The report lists 8 companies that they like more than the others. 5 of them are outside of the United States. The 3 in the United States are:

Climate Trust

NativeEnergy

Sustainable Travel/ My Planet

We will certainly take a look at these providers in our next purchase of carbon offsets.

****

The other point in the article, beyond debating, is that purchasing carbon-offsets is not going to be enough, and is probably not enough now.

Like everybody else, we are trying to do more. We just joined a fruit and vegetable coop which promises us to provide produce from local farmers (the East End of Long Island, I suppose).

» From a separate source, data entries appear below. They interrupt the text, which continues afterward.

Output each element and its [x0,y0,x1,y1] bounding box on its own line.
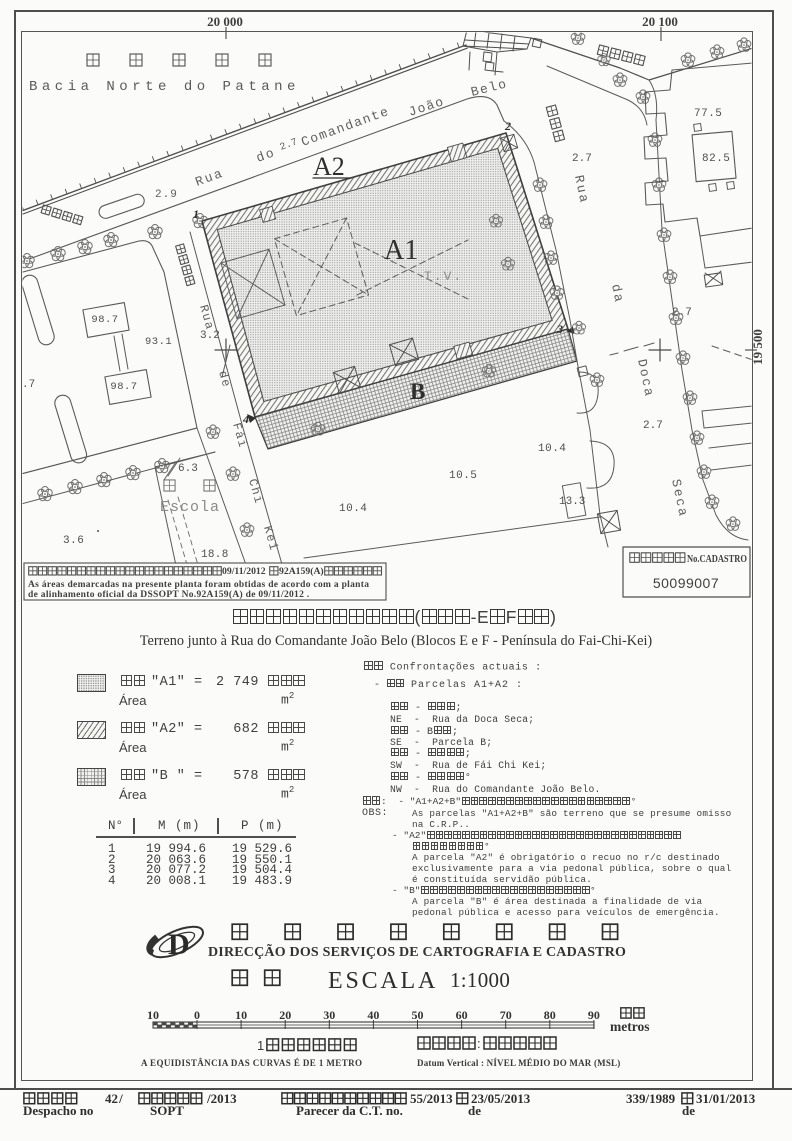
svg-text:10: 10 [147,1008,159,1022]
svg-text:ESCALA: ESCALA [328,968,438,994]
svg-text:1:1000: 1:1000 [450,968,510,992]
svg-text:de: de [682,1103,695,1118]
svg-text:30: 30 [323,1008,335,1022]
svg-text:31/01/2013: 31/01/2013 [696,1091,756,1106]
svg-text:90: 90 [588,1008,600,1022]
svg-text:Parecer da C.T. no.: Parecer da C.T. no. [296,1103,403,1118]
svg-text:de: de [468,1103,481,1118]
svg-text:80: 80 [544,1008,556,1022]
svg-text:40: 40 [367,1008,379,1022]
svg-text:D: D [168,928,190,961]
svg-text:A EQUIDISTÂNCIA DAS CURVAS É D: A EQUIDISTÂNCIA DAS CURVAS É DE 1 METRO [141,1058,362,1068]
svg-text:1: 1 [257,1038,264,1053]
svg-text:metros: metros [610,1019,650,1034]
svg-text:SOPT: SOPT [150,1103,184,1118]
svg-text:50: 50 [412,1008,424,1022]
svg-text:Datum Vertical : NÍVEL MÉDIO D: Datum Vertical : NÍVEL MÉDIO DO MAR (MSL… [417,1058,620,1068]
svg-text:20: 20 [279,1008,291,1022]
svg-text:Despacho no: Despacho no [23,1103,93,1118]
svg-text:DIRECÇÃO DOS SERVIÇOS DE CARTO: DIRECÇÃO DOS SERVIÇOS DE CARTOGRAFIA E C… [208,942,626,960]
svg-text:/2013: /2013 [206,1091,237,1106]
svg-text:42 /: 42 / [105,1091,123,1106]
svg-text:0: 0 [194,1008,200,1022]
svg-text:339/1989: 339/1989 [626,1091,676,1106]
svg-text:55/2013: 55/2013 [410,1091,453,1106]
svg-text::: : [477,1036,481,1051]
svg-text:60: 60 [456,1008,468,1022]
svg-text:10: 10 [235,1008,247,1022]
svg-text:70: 70 [500,1008,512,1022]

And like everybody else, we just got here. When we renovated our coop in early 2005, we did not consider green issues at all. We put in halogen track lighting in our kitchen. There are no compact fluorescent alternatives to that yet. We have ceiling fans and light fixtures for which there are no compact fluorescent bulbs yet either. We did buy energy saver appliances, but solely in the name of saving money, but that’s it.

In late August of the same year, Hurricane Katrina changed my wife’s thinking 180 degrees. Of course, under the circumstances, my thinking changed a little as well.

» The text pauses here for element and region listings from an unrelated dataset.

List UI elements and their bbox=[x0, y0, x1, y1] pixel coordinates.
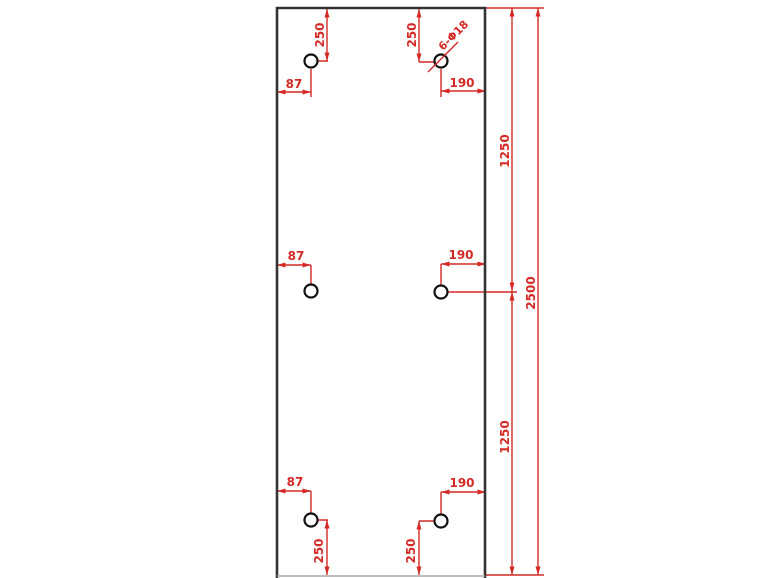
dim-text-top-190: 190 bbox=[449, 76, 474, 90]
dim-text-top-left-250: 250 bbox=[313, 22, 327, 47]
dim-text-top-right-250: 250 bbox=[405, 22, 419, 47]
bolt-holes bbox=[305, 55, 448, 528]
dim-text-right-lower-1250: 1250 bbox=[498, 420, 512, 453]
dim-text-top-87: 87 bbox=[286, 77, 303, 91]
hole-top-right bbox=[435, 55, 448, 68]
hole-mid-right bbox=[435, 286, 448, 299]
dim-text-bottom-right-250: 250 bbox=[404, 538, 418, 563]
dim-text-mid-190: 190 bbox=[448, 248, 473, 262]
cad-drawing-canvas: 250 250 87 190 6-Φ18 1250 2500 1250 87 1… bbox=[0, 0, 770, 578]
hole-bottom-right bbox=[435, 515, 448, 528]
dim-text-right-2500: 2500 bbox=[524, 276, 538, 309]
dimension-texts: 250 250 87 190 6-Φ18 1250 2500 1250 87 1… bbox=[286, 18, 538, 564]
plate-drawing: 250 250 87 190 6-Φ18 1250 2500 1250 87 1… bbox=[0, 0, 770, 578]
hole-callout-text: 6-Φ18 bbox=[436, 18, 471, 53]
dim-text-bottom-left-250: 250 bbox=[312, 538, 326, 563]
hole-bottom-left bbox=[305, 514, 318, 527]
dim-text-mid-87: 87 bbox=[288, 249, 305, 263]
dim-text-bottom-87: 87 bbox=[287, 475, 304, 489]
hole-mid-left bbox=[305, 285, 318, 298]
hole-top-left bbox=[305, 55, 318, 68]
dim-text-bottom-190: 190 bbox=[449, 476, 474, 490]
dim-text-right-upper-1250: 1250 bbox=[498, 134, 512, 167]
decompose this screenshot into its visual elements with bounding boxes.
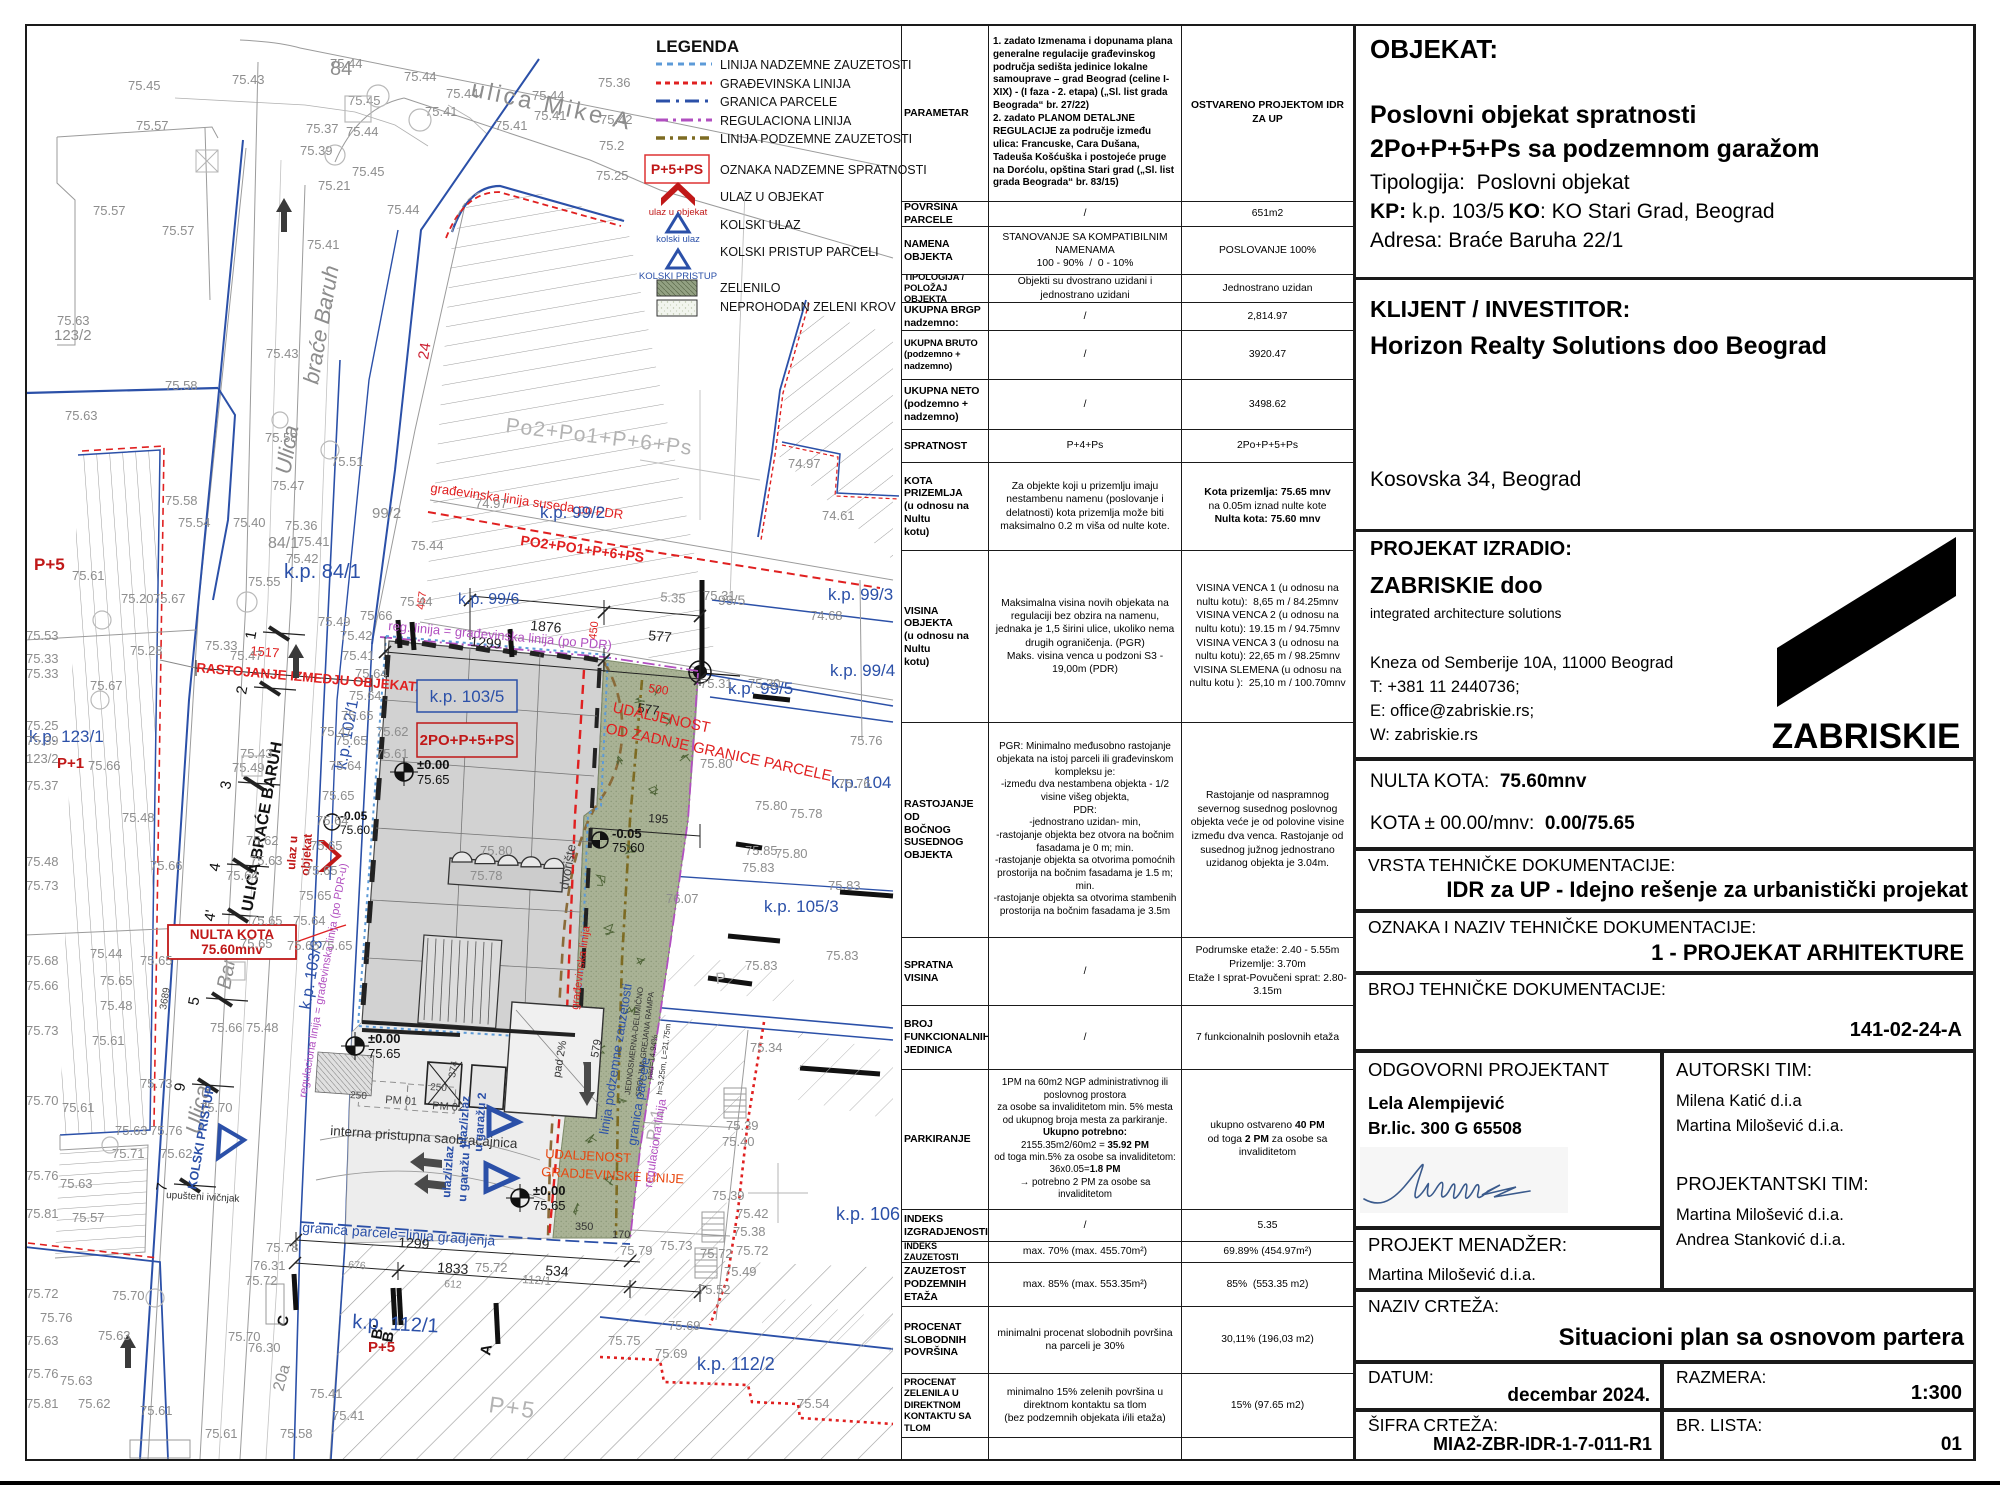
svg-text:ZABRISKIE: ZABRISKIE — [1772, 717, 1961, 756]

The most important thing we do for the environment is live in a co-op in Queens where we are 2 minutes from the subway and 5 minutes from the railroad. I bought my current car (a Honda Accord -- no power windows) in October, 2001. It has just over 30,000 miles.

Obviously, living in an apartment will always be more environmentally efficient. We have over 100 families and only one lawn. There are limits, too. We can not unilaterally demand that the building immediately put up solar panels. It will also be a long time before the building is in a position to allow us to switch from plastic to paper in throwing out garbage.

All-in-all, the New York Times does its readers, and the planet, a tremendous disservice by suggesting that people who are beginning by buying carbon offsets are driven by sloth and the pleasure principle, and that the alternative to doing everything all at once is doing nothing at all.